The series was a predecessor to the Fairlady sports cars, and succeeded the pre-war Road Star. It was powered by the 860 cc Nissan D10 straight-four engine which produced 20 hp and could propel the DC-3 to 70 km/h. The side badges read "Datsun 20" (20 meaning 20PS). Leaf springs were used in the suspension, and a three-speed manual transmission was specified. Four people could ride in the DC-3. Only 50 DC-3s were ever built; of these, 30 were sold (the remaining cars were converted back into trucks). A variant of the DC-3 was the Datsun 5147 pickup.

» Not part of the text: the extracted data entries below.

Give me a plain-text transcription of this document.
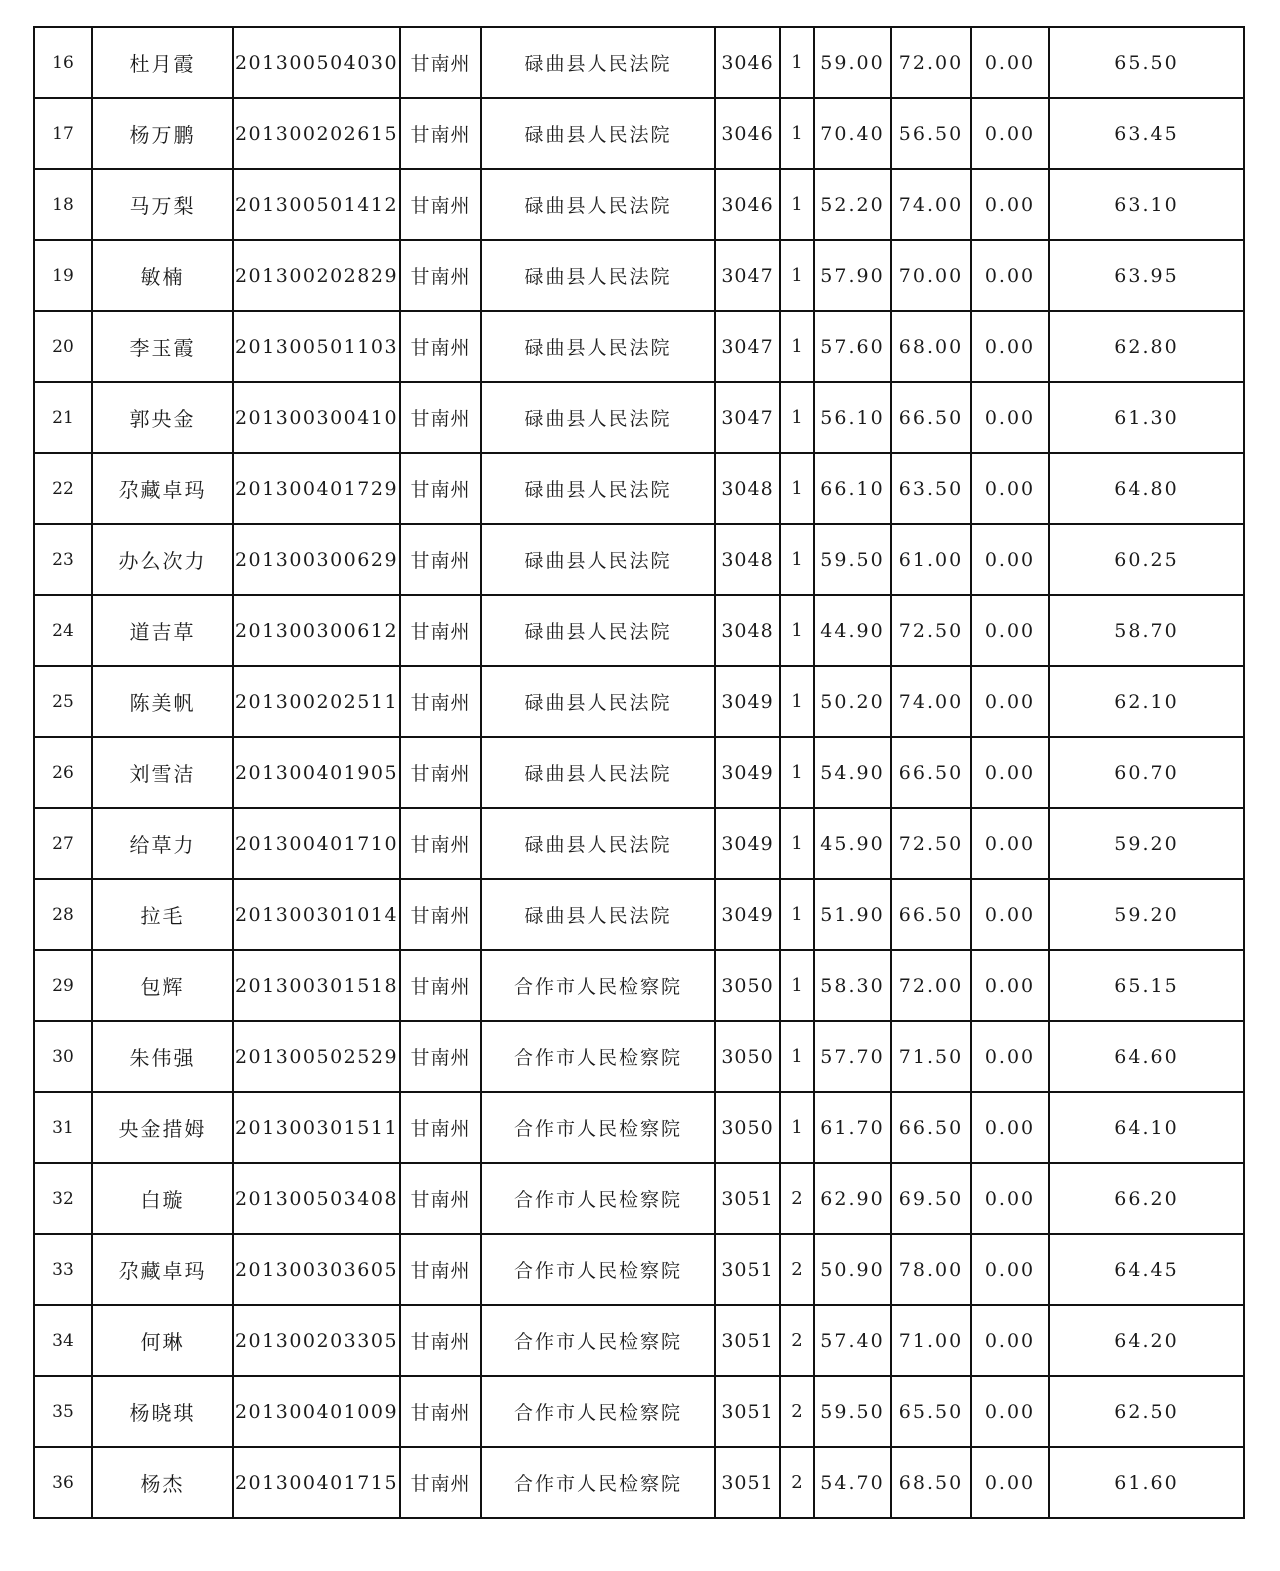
16	杜月霞	201300504030	甘南州	碌曲县人民法院	3046	1	59.00	72.00	0.00	65.50
17	杨万鹏	201300202615	甘南州	碌曲县人民法院	3046	1	70.40	56.50	0.00	63.45
18	马万梨	201300501412	甘南州	碌曲县人民法院	3046	1	52.20	74.00	0.00	63.10
19	敏楠	201300202829	甘南州	碌曲县人民法院	3047	1	57.90	70.00	0.00	63.95
20	李玉霞	201300501103	甘南州	碌曲县人民法院	3047	1	57.60	68.00	0.00	62.80
21	郭央金	201300300410	甘南州	碌曲县人民法院	3047	1	56.10	66.50	0.00	61.30
22	尕藏卓玛	201300401729	甘南州	碌曲县人民法院	3048	1	66.10	63.50	0.00	64.80
23	办么次力	201300300629	甘南州	碌曲县人民法院	3048	1	59.50	61.00	0.00	60.25
24	道吉草	201300300612	甘南州	碌曲县人民法院	3048	1	44.90	72.50	0.00	58.70
25	陈美帆	201300202511	甘南州	碌曲县人民法院	3049	1	50.20	74.00	0.00	62.10
26	刘雪洁	201300401905	甘南州	碌曲县人民法院	3049	1	54.90	66.50	0.00	60.70
27	给草力	201300401710	甘南州	碌曲县人民法院	3049	1	45.90	72.50	0.00	59.20
28	拉毛	201300301014	甘南州	碌曲县人民法院	3049	1	51.90	66.50	0.00	59.20
29	包辉	201300301518	甘南州	合作市人民检察院	3050	1	58.30	72.00	0.00	65.15
30	朱伟强	201300502529	甘南州	合作市人民检察院	3050	1	57.70	71.50	0.00	64.60
31	央金措姆	201300301511	甘南州	合作市人民检察院	3050	1	61.70	66.50	0.00	64.10
32	白璇	201300503408	甘南州	合作市人民检察院	3051	2	62.90	69.50	0.00	66.20
33	尕藏卓玛	201300303605	甘南州	合作市人民检察院	3051	2	50.90	78.00	0.00	64.45
34	何琳	201300203305	甘南州	合作市人民检察院	3051	2	57.40	71.00	0.00	64.20
35	杨晓琪	201300401009	甘南州	合作市人民检察院	3051	2	59.50	65.50	0.00	62.50
36	杨杰	201300401715	甘南州	合作市人民检察院	3051	2	54.70	68.50	0.00	61.60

According to Masahiro Sekiguchi in their book, "Nissan engineers: The men who took on the Fairlady", the project was originally started by Yamagishi Mitsutake, who worked in Nissan's technical department at their Yoshiwara plant. It's said that Mitsutake had grown unsatisfied with the company's post war direction of only manufacturing trucks. As a result, he began quietly working on this project, taking inspiration from Britain's MG sports cars when designing the body. The frame came from a Datsun truck, as did the running gear. Yamagishi Mitsutake died in a traffic accident before the project was finished; soon afterwards, when the project was discovered, development was taken over by Nissan engineer Shoichi Shidei and designer Yuichi Ota. They made substantial changes to the prototype, such as flipping the frame upside down to lower the ride height, and using sandbags to calculate the cars weight distribution. Despite the engine's meager power output, the early prototype performed well, so much so that the team was given the approval to develop a handful of DC-3s. It is said that the DC-3 participated in Japan's first international sports car road race, held in January 1952 at the former Mobara Airfield in the Chiba prefecture.